Samuel W. Parr was born in Granville, Illinois, and graduated with a BS from the University of Illinois in 1884. He spent a year in graduate work at Cornell University, from which he received an MS degree in 1885. He held various academic posts until he joined the faculty at the University of Illinois in 1891 as a Professor of Applied Chemistry. He continued in that position until his retirement in 1926. In 1901 he established the curriculum of chemical engineering essentially as it exists today. After the death of A. W. Palmer in 1904, Prof. Parr was director of the laboratory instructional force until the appointment of W. A. Noyes in 1907.
Prof. Parr's chief interest was the chemistry of coal and coal products: he studied their properties and uses from every angle. He supplied industry with practical instruments for use primarily in coal analyses, the Parr Peroxide Calorimeter, the gas calorimeter, the automatic recording gas calorimeter, and the sulfur photometer. His discovery that bituminous coal, after drying below coking temperatures, decomposes with an exothermic reaction when heated to a higher temperature resulted in a uniform and rapid coking process superior to any hitherto known.
His extensive investigation of alloys was rewarded by the discovery of the nonferrous alloy "Illium," of high tensile strength and ductibility, excellent working qualities, and a resistance to corrosion almost equal to that of the noble metals. One of his other important research interests was his solution of the problem of the embrittlement of boiler steel, which resulted in vast savings in industries throughout the country.

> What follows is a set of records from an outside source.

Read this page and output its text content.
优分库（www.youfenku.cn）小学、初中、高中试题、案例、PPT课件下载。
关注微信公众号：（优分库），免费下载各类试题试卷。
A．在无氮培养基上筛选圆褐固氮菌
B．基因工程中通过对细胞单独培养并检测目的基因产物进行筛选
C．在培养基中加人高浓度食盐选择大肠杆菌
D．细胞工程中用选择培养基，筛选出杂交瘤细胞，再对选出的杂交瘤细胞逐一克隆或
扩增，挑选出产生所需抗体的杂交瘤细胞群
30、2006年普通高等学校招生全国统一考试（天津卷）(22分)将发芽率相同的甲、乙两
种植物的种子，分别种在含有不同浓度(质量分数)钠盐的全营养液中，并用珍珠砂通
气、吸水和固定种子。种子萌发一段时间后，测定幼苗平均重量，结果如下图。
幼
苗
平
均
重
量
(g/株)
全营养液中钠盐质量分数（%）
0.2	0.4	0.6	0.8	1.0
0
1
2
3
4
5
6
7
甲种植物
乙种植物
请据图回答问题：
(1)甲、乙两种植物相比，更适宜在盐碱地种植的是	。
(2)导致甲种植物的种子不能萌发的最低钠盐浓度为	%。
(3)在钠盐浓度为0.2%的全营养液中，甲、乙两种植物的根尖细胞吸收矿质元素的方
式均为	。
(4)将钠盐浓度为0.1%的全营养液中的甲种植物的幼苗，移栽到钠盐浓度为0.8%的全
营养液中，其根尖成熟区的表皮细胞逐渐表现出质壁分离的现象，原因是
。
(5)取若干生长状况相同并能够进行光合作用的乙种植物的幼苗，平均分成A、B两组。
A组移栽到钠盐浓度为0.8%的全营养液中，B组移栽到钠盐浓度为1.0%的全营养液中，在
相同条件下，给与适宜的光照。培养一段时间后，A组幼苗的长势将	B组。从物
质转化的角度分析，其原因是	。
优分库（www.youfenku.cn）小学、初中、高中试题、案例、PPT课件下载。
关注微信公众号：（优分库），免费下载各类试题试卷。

Parr founded the Standard Calorimeter Company in 1899 in Champaign, Illinois. Parr had developed a simplified instrument for measuring the heating value of coal at a time when such devices were not generally available. Parr's 'calorie meter' (written and pronounced Calorimeter) and other fuel testing devices were contributing factors in the development of a market for the extensive resources of bituminous coal available in Illinois at a time when most believed that the only useful coal had to come from the eastern United States coal fields. Manufacturing operations of the Company were moved to East Moline, Illinois in 1911. Then, following World War I the company moved to a new facility in Moline, which housed both the calorimeter business and a foundry for producing a line of acid-resistant stainless steels developed by Prof. Parr, primarily for use in Parr calorimeters but marketed to other users as well. In 1933 the name of the company was changed to the Parr Instrument Company and it continues to operate today.
1. University of Illinois Department of Chemistry Development During the Period 1927-1941 1941, 5-45
2. Ind. Eng. Chem. 1925, 17, 985.
3. National Cyclopedia of American Biography; James T. White & Co.: 1921-1984; vol. C, p153.